4 thoughts on “Orkney

  1. I have just been reading ‘The Hist. of Scotland…’ by R.A. Houston and W.W.J. Knox [eds] [Folio Soc. 2006] In volume 1 in the section dealing with the Reformation to the Union 1560-1707 written by Keith M. Brown, writing of ‘The Labouring Sorts’ on p. 344 he wrote; “Many pre-Reformation hospitals survived, as at Dundee or Lanark, while new establishments were founded at other sites, for example at Aberdeen, where two new institutions supplemented the three existing hospitals. Further north, new hospitals were founded at Inverness and even on Orkney.” No precise source or date is given for this assertion and it was in pursuit of further information that I chanced upon this website. I wonder therefore if you can shed any further light on a possible hospital foundation in Orkney dating from the 17th C? or anything pre-dating the Balfour?

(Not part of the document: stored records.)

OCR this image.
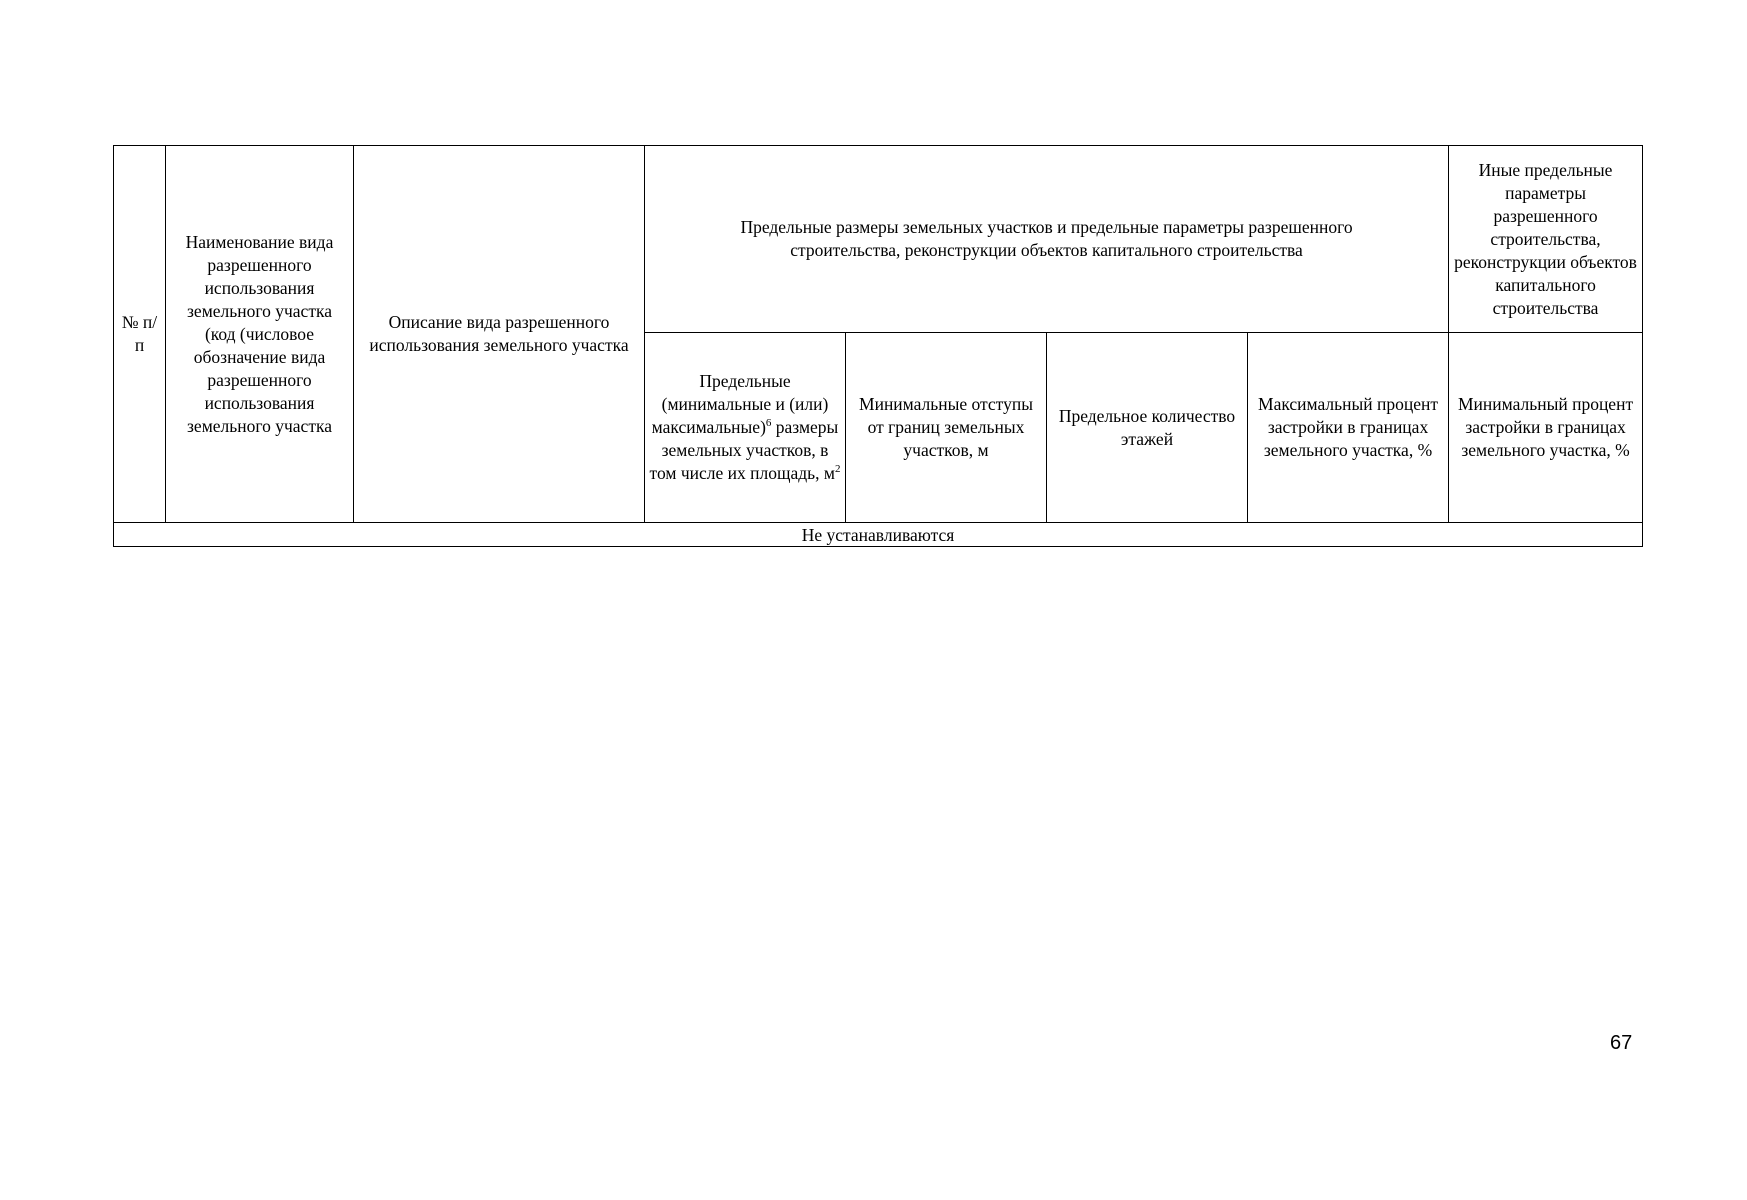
№ п/п	Наименование вида разрешенного использования земельного участка (код (числовое обозначение вида разрешенного использования земельного участка	Описание вида разрешенного использования земельного участка	Предельные размеры земельных участков и предельные параметры разрешенного строительства, реконструкции объектов капитального строительства				Иные предельные параметры разрешенного строительства, реконструкции объектов капитального строительства
			Предельные (минимальные и (или) максимальные)$^6$ размеры земельных участков, в том числе их площадь, $м^2$	Минимальные отступы от границ земельных участков, м	Предельное количество этажей	Максимальный процент застройки в границах земельного участка, %	Минимальный процент застройки в границах земельного участка, %
Не устанавливаются							
67
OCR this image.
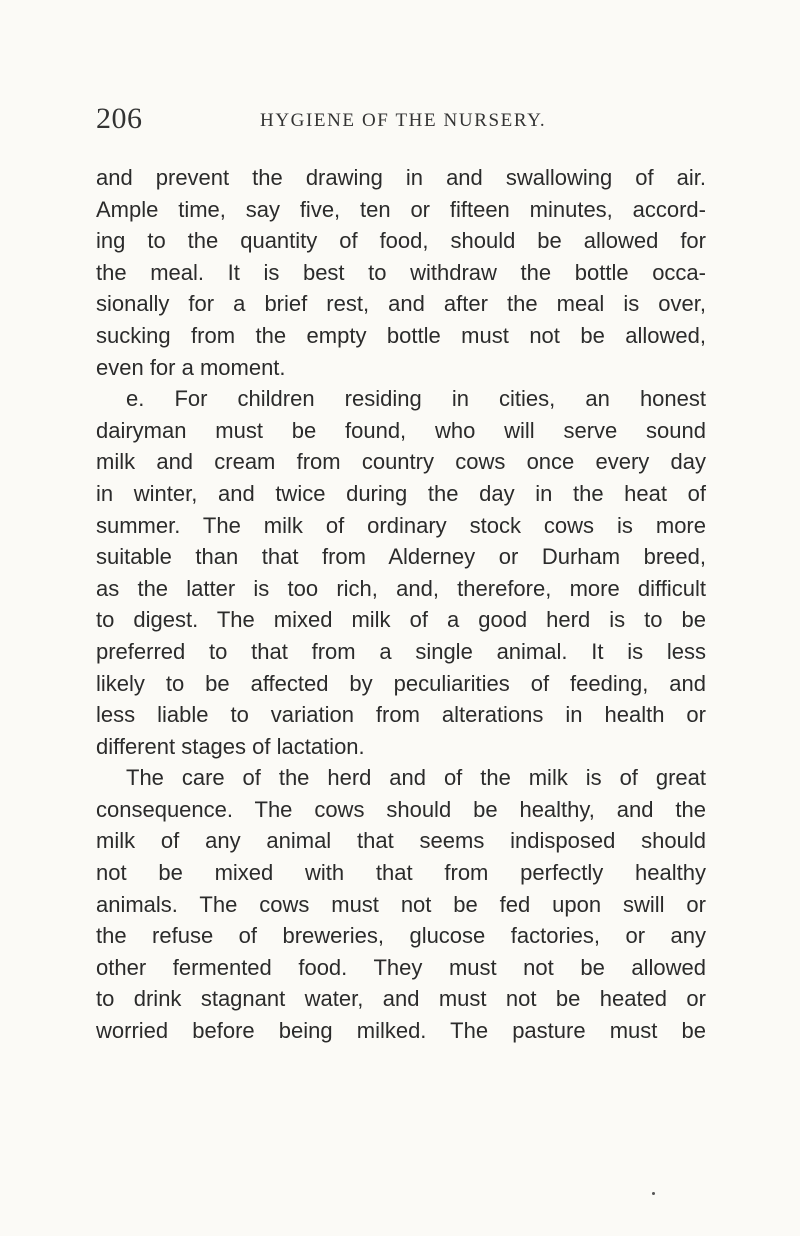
206	HYGIENE OF THE NURSERY.
and prevent the drawing in and swallowing of air.
Ample time, say five, ten or fifteen minutes, accord-
ing to the quantity of food, should be allowed for
the meal. It is best to withdraw the bottle occa-
sionally for a brief rest, and after the meal is over,
sucking from the empty bottle must not be allowed,
even for a moment.
e. For children residing in cities, an honest
dairyman must be found, who will serve sound
milk and cream from country cows once every day
in winter, and twice during the day in the heat of
summer. The milk of ordinary stock cows is more
suitable than that from Alderney or Durham breed,
as the latter is too rich, and, therefore, more difficult
to digest. The mixed milk of a good herd is to be
preferred to that from a single animal. It is less
likely to be affected by peculiarities of feeding, and
less liable to variation from alterations in health or
different stages of lactation.
The care of the herd and of the milk is of great
consequence. The cows should be healthy, and the
milk of any animal that seems indisposed should
not be mixed with that from perfectly healthy
animals. The cows must not be fed upon swill or
the refuse of breweries, glucose factories, or any
other fermented food. They must not be allowed
to drink stagnant water, and must not be heated or
worried before being milked. The pasture must be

    • Excellent question – to which the short answer is no, but I will look into it. I had understood that hospitals in the medical sense had not survived the reformation, but there were certainly quite a few that did in England. Often the term hospital in the early modern period was applied to almshouses and schools rather than hospitals in the modern sense, but pest houses and leper hospitals also persisted through the medieval into the early modern periods.
      I don’t know about new post-reformation hospitals on Orkney, but the hospital of St Magnus founded in the fifteenth century was said to have survived into the seventeenth century see Canmore: https://canmore.org.uk/site/8329/st-magnus-hospital-and-chapel-spittal
      As I’m sure you know, the name ‘Spittal’ for an area or in a street name is often an indication of there having been a hospital in the vicinity.
      This would make a good topic for a post in the future – it is now on my to-do list.